Jika keenam bahaya ini dibiarkan, negara akan hancur. Karena itu, pemerintah harus waspada dan berupaya mencegahnya dengan kebijakan yang adil dan bijaksana.

Dalam konteks ini, penting bagi pemerintah memastikan proses seleksi pejabat negara, termasuk wakil presiden, dilakukan secara transparan dan sesuai prosedur konstitusional. Kasus wakil presiden yang disebut sebagai “anak haram konstitusi” telah menimbulkan kontroversi dan mengancam stabilitas negara. Pemerintah juga harus memastikan kabinetnya bebas dari pejabat berloyalitas ganda, agar dapat bekerja efektif demi kepentingan rakyat.

Jika pemerintah mampu mengatasi enam bahaya tersebut, rakyat akan merasa aman dan percaya.

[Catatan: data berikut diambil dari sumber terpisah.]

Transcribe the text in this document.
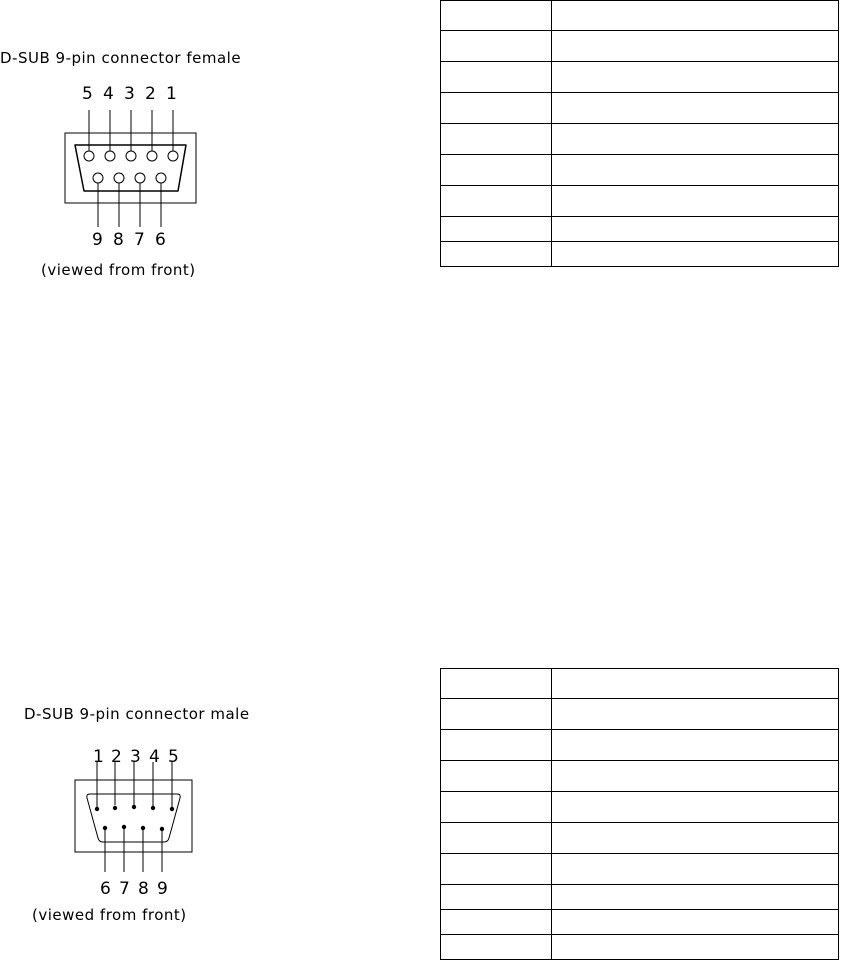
D-SUB 9-pin connector female
5 4 3 2 1
9 8 7 6
(viewed from front)

D-SUB 9-pin connector male
1 2 3 4 5
6 7 8 9
(viewed from front)
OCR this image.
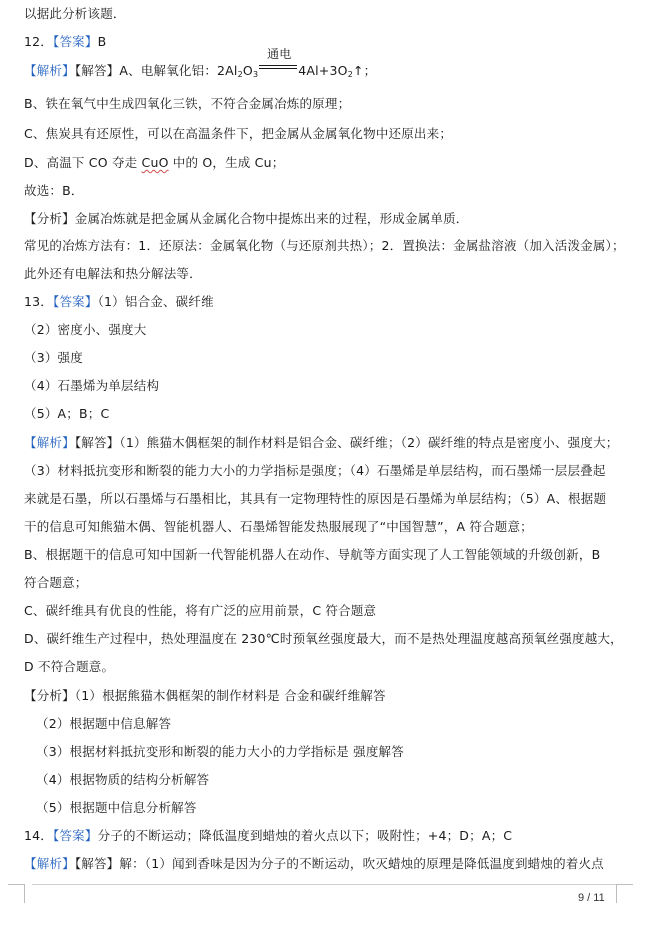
以据此分析该题．
12．【答案】B
【解析】【解答】A、电解氧化铝：$2Al_2O_3$
通电
$4Al+3O_2↑$；
B、铁在氧气中生成四氧化三铁，不符合金属冶炼的原理；
C、焦炭具有还原性，可以在高温条件下，把金属从金属氧化物中还原出来；
D、高温下 CO 夺走 CuO 中的 O，生成 Cu；
故选：B．
【分析】金属冶炼就是把金属从金属化合物中提炼出来的过程，形成金属单质．
常见的冶炼方法有：1．还原法：金属氧化物（与还原剂共热）；2．置换法：金属盐溶液（加入活泼金属）；
此外还有电解法和热分解法等．
13．【答案】（1）铝合金、碳纤维
（2）密度小、强度大
（3）强度
（4）石墨烯为单层结构
（5）A；B；C
【解析】【解答】（1）熊猫木偶框架的制作材料是铝合金、碳纤维；（2）碳纤维的特点是密度小、强度大；
（3）材料抵抗变形和断裂的能力大小的力学指标是强度；（4）石墨烯是单层结构，而石墨烯一层层叠起
来就是石墨，所以石墨烯与石墨相比，其具有一定物理特性的原因是石墨烯为单层结构；（5）A、根据题
干的信息可知熊猫木偶、智能机器人、石墨烯智能发热服展现了“中国智慧”，A 符合题意；
B、根据题干的信息可知中国新一代智能机器人在动作、导航等方面实现了人工智能领域的升级创新，B
符合题意；
C、碳纤维具有优良的性能，将有广泛的应用前景，C 符合题意
D、碳纤维生产过程中，热处理温度在 230℃时预氧丝强度最大，而不是热处理温度越高预氧丝强度越大，
D 不符合题意。
【分析】（1）根据熊猫木偶框架的制作材料是 合金和碳纤维解答
（2）根据题中信息解答
（3）根据材料抵抗变形和断裂的能力大小的力学指标是 强度解答
（4）根据物质的结构分析解答
（5）根据题中信息分析解答
14．【答案】分子的不断运动；降低温度到蜡烛的着火点以下；吸附性；+4；D；A；C
【解析】【解答】解：（1）闻到香味是因为分子的不断运动，吹灭蜡烛的原理是降低温度到蜡烛的着火点
9 / 11
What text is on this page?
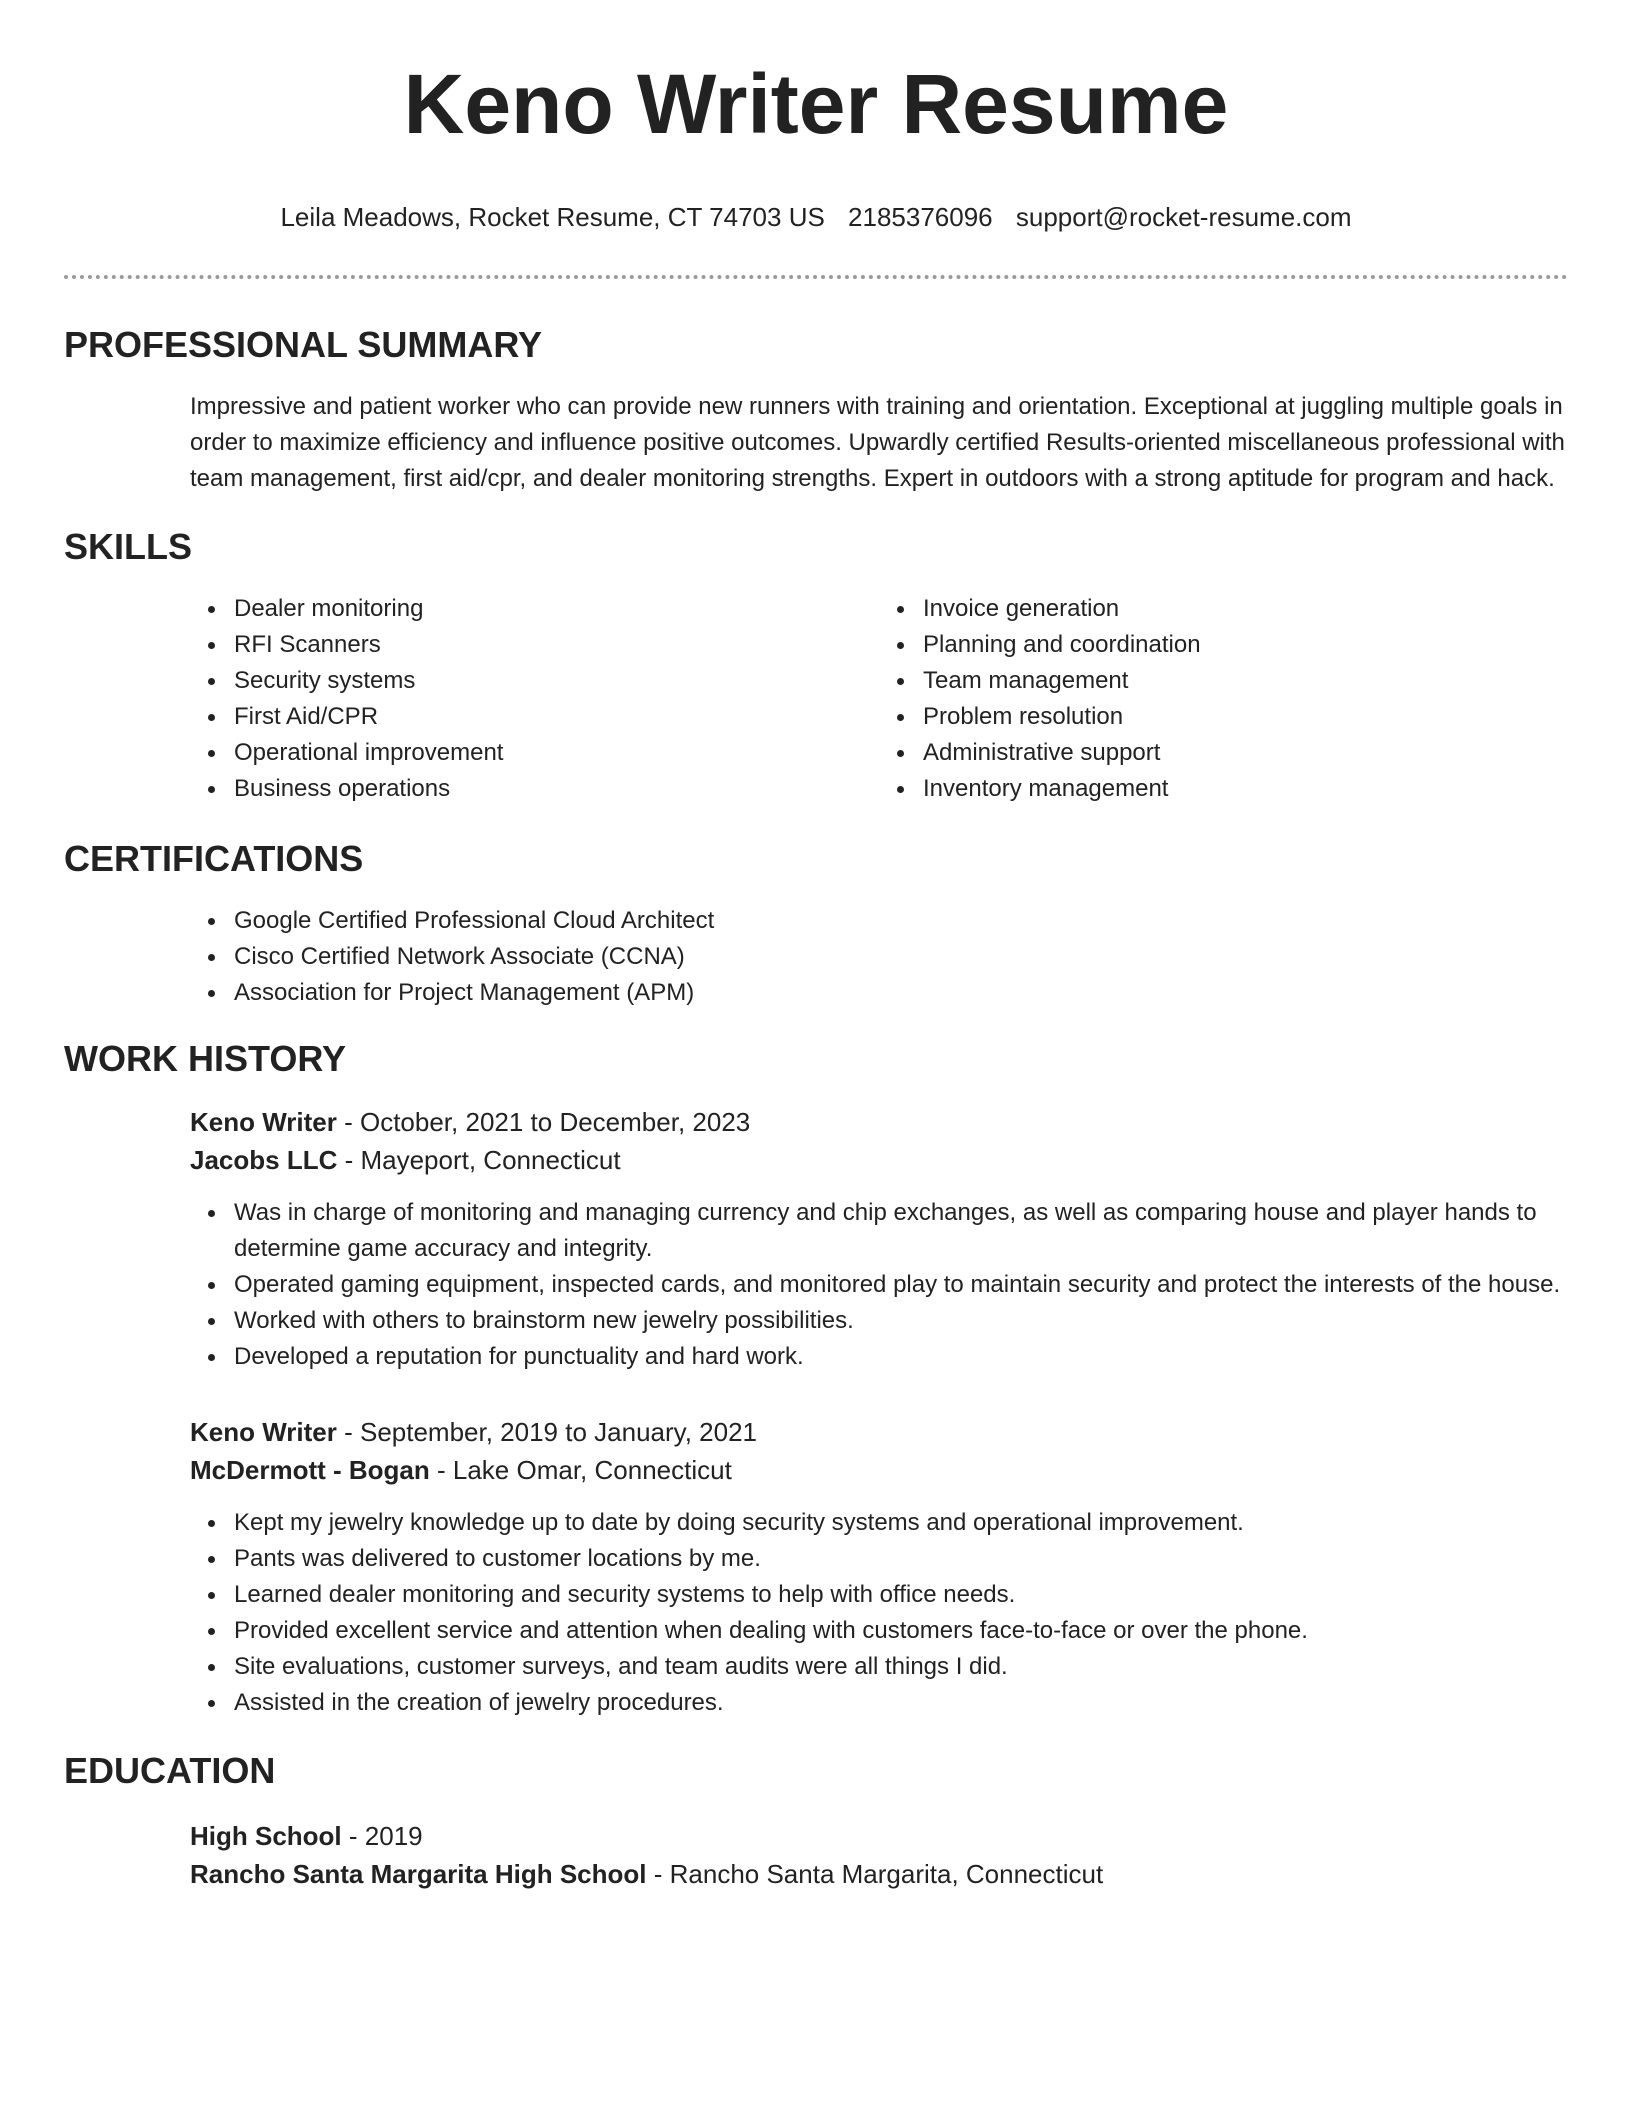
Keno Writer Resume
Leila Meadows, Rocket Resume, CT 74703 US 2185376096 support@rocket-resume.com
PROFESSIONAL SUMMARY

Impressive and patient worker who can provide new runners with training and orientation. Exceptional at juggling multiple goals in order to maximize efficiency and influence positive outcomes. Upwardly certified Results-oriented miscellaneous professional with team management, first aid/cpr, and dealer monitoring strengths. Expert in outdoors with a strong aptitude for program and hack.

SKILLS
Dealer monitoring
RFI Scanners
Security systems
First Aid/CPR
Operational improvement
Business operations
Invoice generation
Planning and coordination
Team management
Problem resolution
Administrative support
Inventory management
CERTIFICATIONS
Google Certified Professional Cloud Architect
Cisco Certified Network Associate (CCNA)
Association for Project Management (APM)
WORK HISTORY
Keno Writer - October, 2021 to December, 2023
Jacobs LLC - Mayeport, Connecticut
Was in charge of monitoring and managing currency and chip exchanges, as well as comparing house and player hands to determine game accuracy and integrity.
Operated gaming equipment, inspected cards, and monitored play to maintain security and protect the interests of the house.
Worked with others to brainstorm new jewelry possibilities.
Developed a reputation for punctuality and hard work.
Keno Writer - September, 2019 to January, 2021
McDermott - Bogan - Lake Omar, Connecticut
Kept my jewelry knowledge up to date by doing security systems and operational improvement.
Pants was delivered to customer locations by me.
Learned dealer monitoring and security systems to help with office needs.
Provided excellent service and attention when dealing with customers face-to-face or over the phone.
Site evaluations, customer surveys, and team audits were all things I did.
Assisted in the creation of jewelry procedures.
EDUCATION
High School - 2019
Rancho Santa Margarita High School - Rancho Santa Margarita, Connecticut
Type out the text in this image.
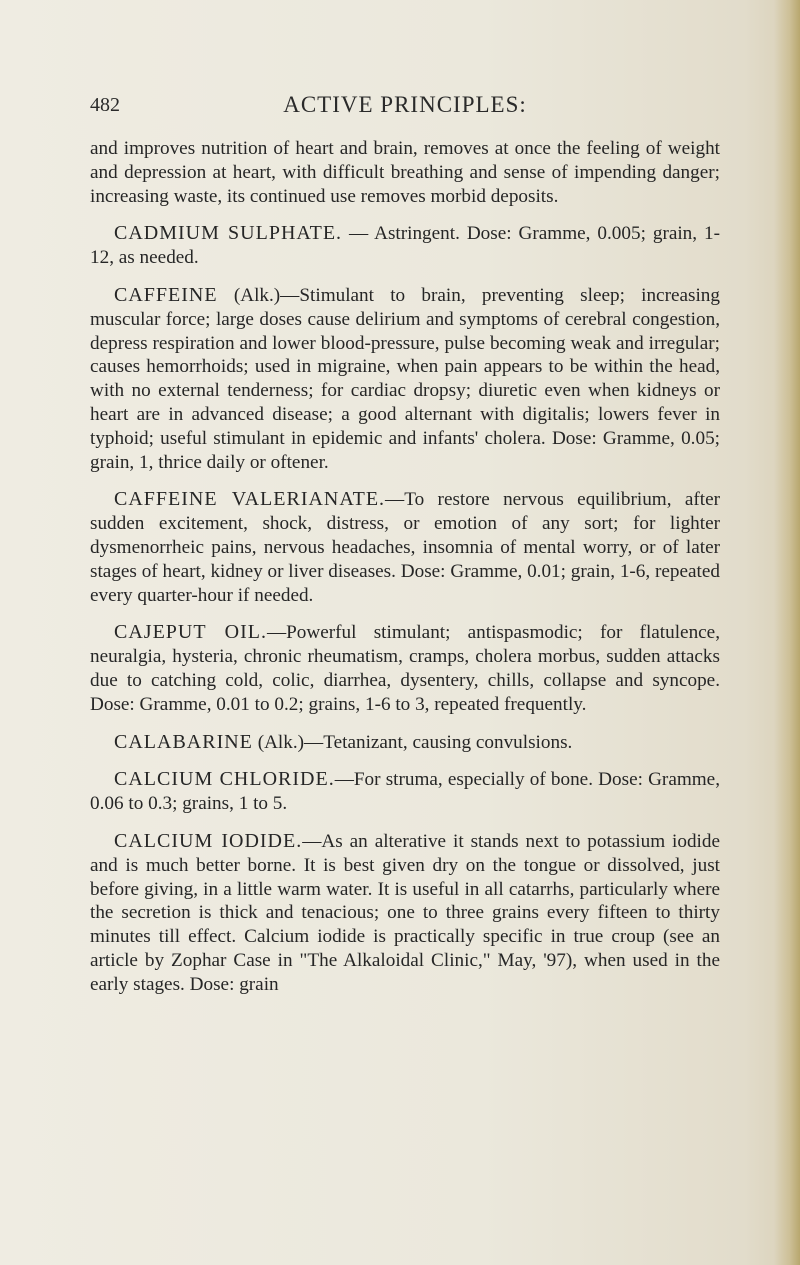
482	ACTIVE PRINCIPLES:

and improves nutrition of heart and brain, removes at once the feeling of weight and depression at heart, with difficult breathing and sense of impending danger; increasing waste, its continued use removes morbid deposits.

CADMIUM SULPHATE. — Astringent. Dose: Gramme, 0.005; grain, 1-12, as needed.

CAFFEINE (Alk.)—Stimulant to brain, preventing sleep; increasing muscular force; large doses cause delirium and symptoms of cerebral congestion, depress respiration and lower blood-pressure, pulse becoming weak and irregular; causes hemorrhoids; used in migraine, when pain appears to be within the head, with no external tenderness; for cardiac dropsy; diuretic even when kidneys or heart are in advanced disease; a good alternant with digitalis; lowers fever in typhoid; useful stimulant in epidemic and infants' cholera. Dose: Gramme, 0.05; grain, 1, thrice daily or oftener.

CAFFEINE VALERIANATE.—To restore nervous equilibrium, after sudden excitement, shock, distress, or emotion of any sort; for lighter dysmenorrheic pains, nervous headaches, insomnia of mental worry, or of later stages of heart, kidney or liver diseases. Dose: Gramme, 0.01; grain, 1-6, repeated every quarter-hour if needed.

CAJEPUT OIL.—Powerful stimulant; antispasmodic; for flatulence, neuralgia, hysteria, chronic rheumatism, cramps, cholera morbus, sudden attacks due to catching cold, colic, diarrhea, dysentery, chills, collapse and syncope. Dose: Gramme, 0.01 to 0.2; grains, 1-6 to 3, repeated frequently.

CALABARINE (Alk.)—Tetanizant, causing convulsions.

CALCIUM CHLORIDE.—For struma, especially of bone. Dose: Gramme, 0.06 to 0.3; grains, 1 to 5.

CALCIUM IODIDE.—As an alterative it stands next to potassium iodide and is much better borne. It is best given dry on the tongue or dissolved, just before giving, in a little warm water. It is useful in all catarrhs, particularly where the secretion is thick and tenacious; one to three grains every fifteen to thirty minutes till effect. Calcium iodide is practically specific in true croup (see an article by Zophar Case in "The Alkaloidal Clinic," May, '97), when used in the early stages. Dose: grain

Dengan begitu, pemerintah tak perlu takut intrik lawan politik, sebab rakyat akan mendukung pemerintahan yang adil dan bijaksana.

Dengan dukungan rakyat, roda pemerintahan akan berjalan lebih efektif dan stabil, menuju masyarakat adil, sejahtera, dan berlandaskan Ketuhanan Yang Maha Esa.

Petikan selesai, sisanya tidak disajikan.